Выпавший снег покрыл все окрестности таким глубоким молчанием, что, казалось, можно было слышать полет птиц в небе. Эспиньоль, казалось, разделял окружающее оцепенение. Ни одного звука шагов не раздавалось на дворе, и, так как малейший шум резко подчеркивался морозным воздухом, каждый старался вести себя как можно тише. Аркенен ходил на цыпочках; теплые туфли Гоготты оставляли на снегу едва заметные следы. Все вокруг казалось мертвым, и как-то не верилось, что земля сможет когда-нибудь сбросить этот саван. Казалось, что она навсегда погружена в сон и что никогда уже нельзя будет увидеть того, что скрыто под ее белым покровом. Впечатление бесконечного однообразия и всеобщего оцепенения было так сильно, что однажды, наблюдая через оконное стекло снежную пелену, закутавшую парк, Анна-Клод почувствовала, что по ее лицу текут слезы.
Но все имеет свой конец. Как-то на исходе недели погода переменилась — прояснилось небо и сверкнуло солнце. Снег растаял. Потом зима, после передышки, снова вступила в свои права. Миновали январь, февраль. В марте по некоторым признакам можно уже было угадывать первые шаги весны. Аркенен предложил девице де Фреваль вспомнить о верховой езде и совершить галопом прогулку по полям. Уже в течение двух месяцев он принужден был отказываться от сопровождения девицы де Фреваль по причине боли в пояснице, которая не позволяла ему держаться в седле. Г-н де Вердло не хотел, чтобы Анна-Клод отваживалась без Аркенена покидать Эспиньоль. Правда, Куаффар всегда был готов его заменить, но Анна-Клод не показывала вида, что заинтересована в его обществе. Более того, Гоготта объявила, что Аркенену станет гораздо хуже, если Куаффар захватит обязанности, которые, в сущности, ему не принадлежат. Куаффар очень хорош там, где надо выращивать салат и поливать брюкву, но гарцевать рядом с барышней — вовсе не его дело. Узнав об этом соперничестве, Анна-Клод принуждена была отказаться от прогулок, к которым успела уже привыкнуть; поэтому она с удовольствием приняла предложение Аркенена снова к ним вернуться.

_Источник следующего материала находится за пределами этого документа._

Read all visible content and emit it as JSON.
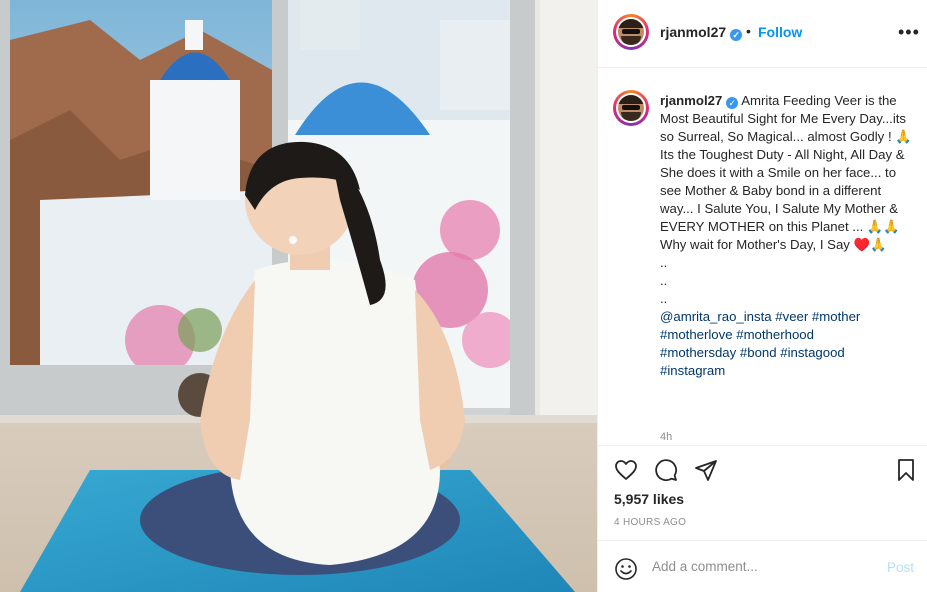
{
  "post": {
    "username": "rjanmol27",
    "verified_mark": "✓",
    "separator": "•",
    "follow_label": "Follow",
    "more_label": "•••",
    "caption_lines": [
      "Amrita Feeding Veer is the Most Beautiful Sight for Me Every Day...its so Surreal, So Magical... almost Godly ! 🙏",
      "Its the Toughest Duty - All Night, All Day & She does it with a Smile on her face... to see Mother & Baby bond in a different way... I Salute You, I Salute My Mother & EVERY MOTHER on this Planet ... 🙏🙏",
      "Why wait for Mother's Day, I Say ♥️🙏",
      "..",
      "..",
      ".."
    ],
    "tags_lines": [
      "@amrita_rao_insta #veer #mother",
      "#motherlove #motherhood",
      "#mothersday #bond #instagood",
      "#instagram"
    ],
    "caption_age": "4h",
    "likes": "5,957 likes",
    "posted_ago": "4 HOURS AGO",
    "comment_placeholder": "Add a comment...",
    "post_label": "Post"
  },
  "icons": {
    "like": "heart-icon",
    "comment": "comment-icon",
    "share": "paper-plane-icon",
    "save": "bookmark-icon",
    "emoji": "smiley-icon"
  },
  "colors": {
    "link_blue": "#0095f6",
    "hashtag": "#00376b",
    "muted": "#8e8e8e",
    "post_disabled": "#b2dffc"
  }
}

День этот был серым, почти теплым. Иногда пробегал острый ветерок и оставлял в воздухе ощущение холода. Земля уже утратила ледяную отверделость и суховатую звонкость, но в ней еще оставалось что-то бездейственное и окоченелое. Копыта отпечатывались, не завязая в грязи. Лошади после долгого пребывания в конюшне были послушны малейшему движению руки. Обогнули пруд. В его спокойных водах Эспиньоль отразил свое «Старое крыло». Скоро толстая угловая башня и острые крыши замковых зданий пропали из виду. Перед всадниками раскрылась между еще безлистной живой изгородью дорога, идущая по коричневым полям. Перешли на галоп. Девица де Фреваль впереди, Аркенен, еще не оправившийся от боли в пояснице, за нею следом. Миновали речушку Пурсод и в Бафонтене въехали в лес. Тропинка сначала была удобной, но потом быстро сделалась труднопроходимой, узко зажатой между двумя рядами окаймляющих ее деревьев. По коре ствола бежал бархатистый мох. Запах земли смешивался с запахом сухих листьев. На кусте слабо чирикала птичка. С нежным шорохом крыльев она снялась с места. Аркенен принялся насвистывать. Он самодовольно посматривал на девицу де Фреваль. Ученица делала ему честь. Посередине дорожки показался кряжистый пень странной формы. Лошадь Анны-Клод сделала быстрый скачок в сторону. Но девица де Фреваль сдержала ее поводьями. Так прибыли они к Большому Холму. Раз уже они очутились на этом месте, Аркенен соскочил на землю, чтобы подтянуть подпругу лошади девицы де Фреваль.
Дергая за пряжку, Аркенен смотрел на молодую девушку. С того дня как карета привезла ее в Эспиньоль, жизнь на открытом воздухе и те занятия, которым предавалась девица де Фреваль, совершенно ее преобразили. Ничего не утратив из своего изящества, она значительно окрепла. Теперь это была очень красивая, сильная и здоровая девушка, с некоторой долей дерзости и решительности в характере, что сменилось, впрочем, через несколько дней обычной для нее грустью и необъяснимой рассеянностью, так как в Эспиньоле никто и не думал ей в чем-либо противоречить. Г-н де Вердло предоставлял ей полную свободу и никогда не отказывал в том, что ей хотелось иметь из нарядов и безделушек. Несмотря на такое отношение к ней, Анна-Клод, как часто замечал Аркенен, время от времени бывала подвержена некоторому оживлению. В такие дни она не могла усидеть на месте и блуждала по замку, как осужденная душа, погруженная в такую задумчивость, что решительно никого не замечала, даже если приходилось с кем-либо столкнуться лицом к лицу. За время только что протекшей зимы молодая девушка не раз давала заметить в себе подобную нервность и беспокойство.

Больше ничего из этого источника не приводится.